Writing to shared global memory

Hi there, I’m wondering how to do what seems like a fairly simple task. I want each thread to increment an integer, so that if 30 threads are run on a the gpu device, the counter will be 30.

I’m assigning the integer counter as global memory ( __global int* _nsamp) and using a simple
*nsamp += 1;
operation on it to increment it, how do I ensure that the threads write to it in order so there are no threading issues? at the moment the nsamp value is not the total number of threads that have run as I’d like it to be.

thanks in advance.

Write are in no way ordered, so you will not get the right result here. The only way to do this is to use atomic operations, but they are really slow.
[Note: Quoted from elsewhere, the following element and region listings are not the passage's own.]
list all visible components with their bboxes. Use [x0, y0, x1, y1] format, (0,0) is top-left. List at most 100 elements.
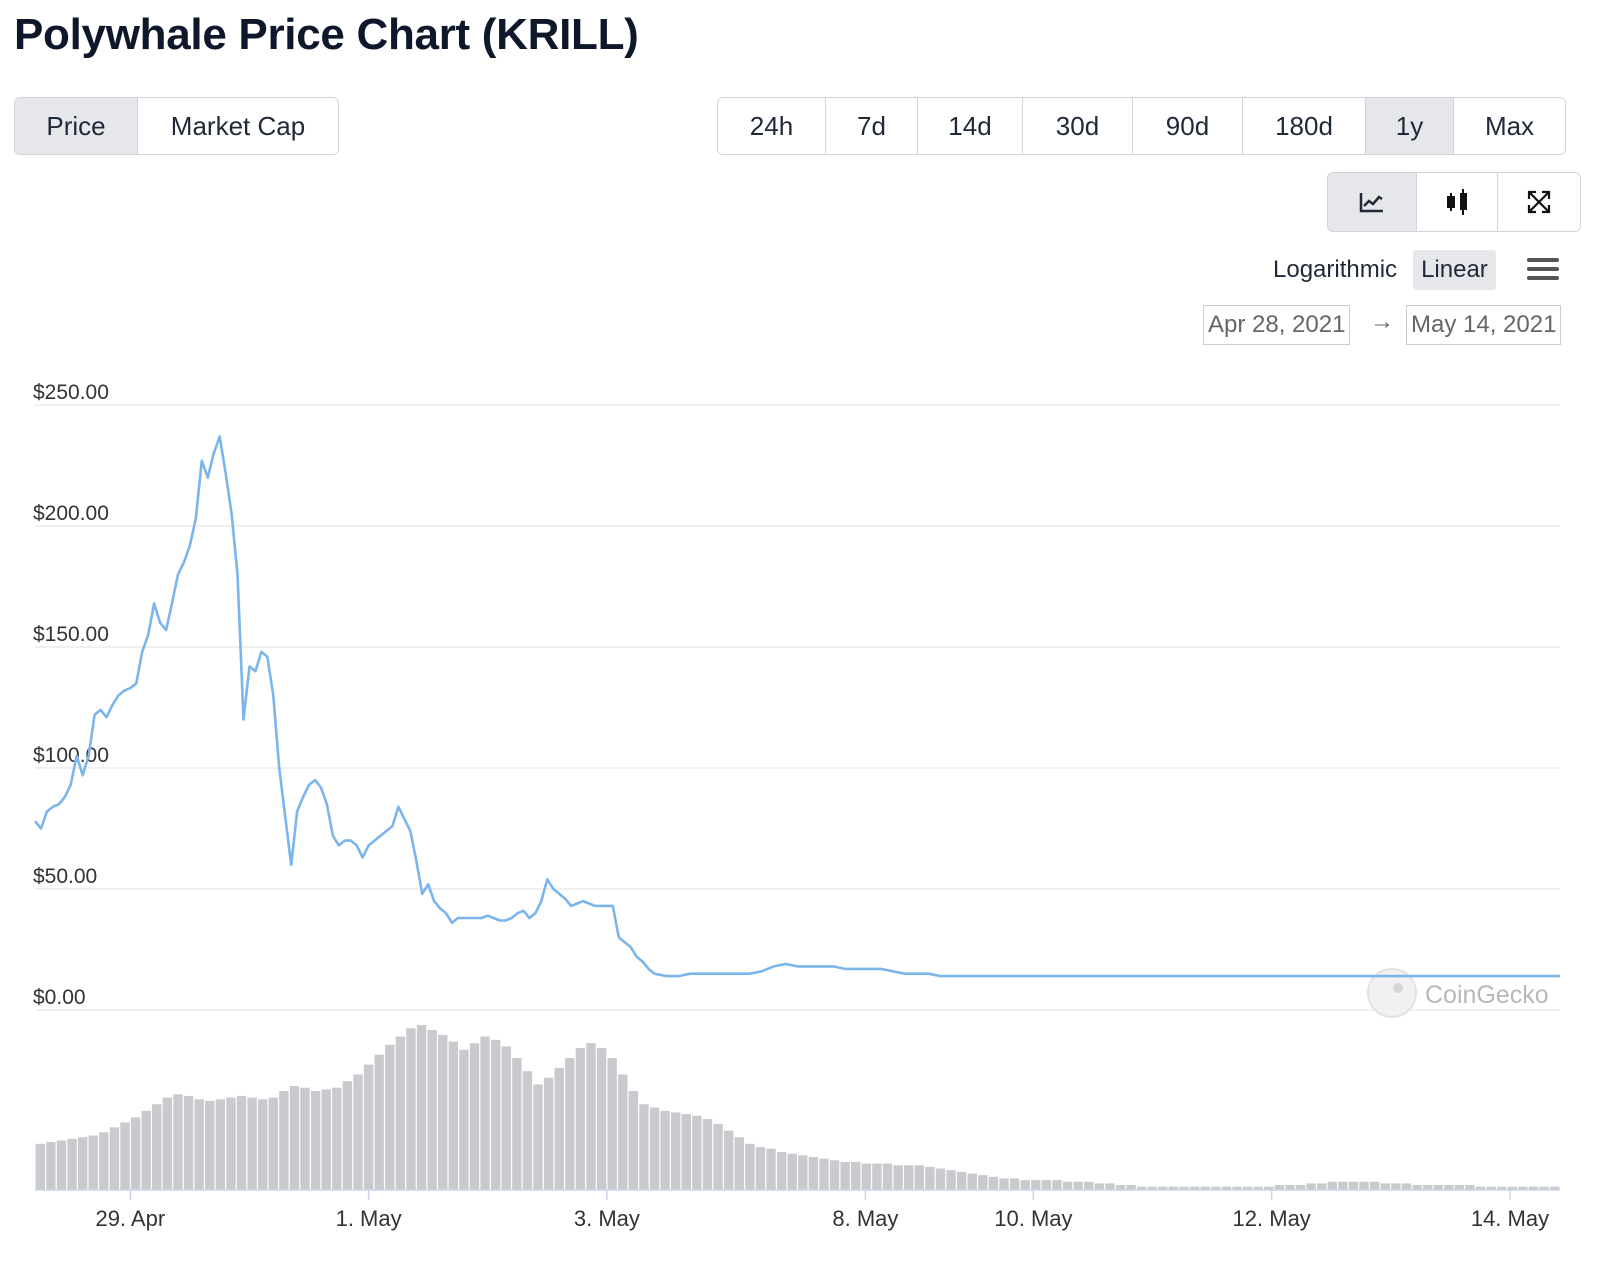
- volume-bar: [618, 1074, 628, 1190]
- volume-bar: [1412, 1185, 1422, 1190]
- range-1y[interactable]: 1y: [1366, 98, 1454, 154]
- volume-bar: [1168, 1186, 1179, 1190]
- volume-bar: [1264, 1186, 1274, 1190]
- volume-bar: [702, 1119, 713, 1190]
- volume-bar: [914, 1165, 924, 1190]
- volume-bar: [1433, 1185, 1443, 1190]
- volume-bar: [1211, 1186, 1221, 1190]
- volume-bar: [1507, 1186, 1518, 1190]
- volume-bar: [1486, 1186, 1496, 1190]
- range-max[interactable]: Max: [1484, 110, 1535, 141]
- x-tick-label: 10. May: [994, 1206, 1072, 1231]
- volume-bar: [480, 1036, 490, 1190]
- candlestick-button[interactable]: [1417, 173, 1498, 231]
- volume-bar: [46, 1142, 56, 1190]
- range-90d[interactable]: 90d: [1133, 98, 1243, 154]
- volume-bar: [99, 1132, 109, 1190]
- volume-bar: [448, 1041, 459, 1190]
- volume-bar: [416, 1025, 427, 1190]
- volume-bar: [1528, 1186, 1539, 1190]
- volume-bar: [607, 1058, 617, 1190]
- chart-type-tabs: [1327, 172, 1581, 232]
- y-tick-label: $150.00: [33, 623, 109, 646]
- volume-bar: [247, 1097, 257, 1190]
- volume-bar: [1115, 1185, 1126, 1190]
- volume-bar: [723, 1130, 734, 1190]
- linear-option[interactable]: Linear: [1413, 250, 1496, 290]
- volume-bar: [1136, 1186, 1147, 1190]
- date-from-input[interactable]: Apr 28, 2021: [1203, 305, 1351, 345]
- volume-bar: [893, 1165, 903, 1190]
- scale-toggle: Logarithmic Linear: [1265, 250, 1496, 290]
- volume-bar: [543, 1077, 554, 1190]
- volume-bar: [427, 1029, 437, 1190]
- volume-bar: [35, 1143, 45, 1190]
- volume-bar: [946, 1170, 956, 1190]
- tab-market-cap[interactable]: Market Cap: [170, 110, 306, 141]
- volume-bar: [490, 1039, 501, 1190]
- price-series-line: [33, 435, 1560, 978]
- volume-bar: [1158, 1186, 1168, 1190]
- date-to-input[interactable]: May 14, 2021: [1406, 305, 1562, 345]
- range-7d[interactable]: 7d: [826, 98, 918, 154]
- grid-lines: [35, 404, 1560, 1011]
- volume-bar: [1105, 1183, 1115, 1190]
- volume-bar: [1031, 1180, 1041, 1190]
- volume-bar: [628, 1091, 639, 1190]
- page-title: Polywhale Price Chart (KRILL): [14, 10, 639, 59]
- y-tick-label: $250.00: [33, 381, 109, 404]
- volume-bar: [1062, 1181, 1073, 1190]
- volume-bar: [374, 1054, 384, 1190]
- volume-bar: [1475, 1186, 1486, 1190]
- volume-bar: [120, 1122, 130, 1190]
- watermark-text: CoinGecko: [1425, 981, 1549, 1009]
- range-30d[interactable]: 30d: [1023, 98, 1133, 154]
- volume-bar: [819, 1158, 829, 1190]
- fullscreen-icon: [1527, 190, 1551, 214]
- y-tick-label: $200.00: [33, 502, 109, 525]
- menu-icon[interactable]: [1527, 258, 1559, 284]
- volume-bar: [787, 1153, 797, 1190]
- volume-bar: [1359, 1181, 1369, 1190]
- volume-bar: [77, 1137, 88, 1190]
- line-chart-button[interactable]: [1328, 173, 1417, 231]
- volume-bar: [236, 1095, 247, 1190]
- volume-bar: [999, 1178, 1009, 1190]
- volume-bar: [152, 1104, 162, 1190]
- y-tick-label: $50.00: [33, 865, 97, 888]
- volume-bar: [956, 1171, 967, 1190]
- volume-bar: [935, 1168, 946, 1190]
- price-chart: $0.00$50.00$100.00$150.00$200.00$250.00 …: [33, 381, 1560, 1231]
- range-180d[interactable]: 180d: [1243, 98, 1366, 154]
- volume-bar: [851, 1161, 861, 1190]
- range-24h[interactable]: 24h: [718, 98, 826, 154]
- volume-bar: [840, 1161, 850, 1190]
- volume-bar: [1179, 1186, 1189, 1190]
- logarithmic-option[interactable]: Logarithmic: [1273, 256, 1398, 283]
- volume-bar: [596, 1048, 607, 1190]
- volume-bar: [554, 1067, 564, 1190]
- volume-bar: [194, 1099, 204, 1190]
- volume-bar: [586, 1043, 596, 1190]
- volume-bar: [289, 1086, 300, 1190]
- volume-bar: [406, 1028, 416, 1190]
- range-14d[interactable]: 14d: [918, 98, 1023, 154]
- volume-bar: [522, 1071, 533, 1190]
- volume-bar: [978, 1175, 988, 1190]
- volume-bar: [1009, 1178, 1020, 1190]
- volume-bar: [1401, 1183, 1412, 1190]
- volume-bar: [713, 1124, 723, 1190]
- volume-bar: [872, 1163, 882, 1190]
- metric-tabs: Price Market Cap: [14, 97, 339, 155]
- volume-bar: [1094, 1183, 1105, 1190]
- volume-bar: [1391, 1183, 1401, 1190]
- volume-bar: [215, 1099, 226, 1190]
- volume-bar: [925, 1166, 935, 1190]
- volume-bar: [353, 1074, 363, 1190]
- x-tick-label: 1. May: [336, 1206, 402, 1231]
- tab-price[interactable]: Price: [15, 98, 138, 154]
- x-tick-label: 14. May: [1471, 1206, 1549, 1231]
- fullscreen-button[interactable]: [1498, 173, 1580, 231]
- volume-bar: [1232, 1186, 1242, 1190]
- volume-bar: [829, 1160, 840, 1190]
However, you know exactly how many threads are run since you set it with the global work-group size, so I may not fully understand what you are trying to do.

Sorry I should explain better, this was a simplification of my problem.

I’m writing an algorithim which compares two images similarity by creating a histogram.

What this essentially entails is for each pixel of the image, perform a computation, then increment a histogram “bin” by some the computation;

there are only 64 bins for all the pixels, so multiple threads will be wanting to increment the same bin causing the issue I’m up agaisnt.

I can use a 1d array to get around this, but that slows it down quite a lot as these images are actually 3d and can be relatively massive (300 x 300 x 300).

so at the moment I use this 1d array to store the results, copy it back out to the host process after completion, and then traverse the entire array to get my results, this is taking a fairly large amount of time, do you think atomic operations would be significantly slower?

thanks for taking time to reply.

Parallel histograms are tricky. You should have each work-item do its own histogram and then each work-group merge them together. After that you can do a reduction across work-groups to get the combined histogram. (Note that reductions across all work-groups require either using atomic_add operations (slow) or executing a second kernel since you can’t do synchronization across work-groups.)

If you try to have all work-items do it to global memory you will find your performance is terrible as you’re effectively serializing large parts of your computation through memory.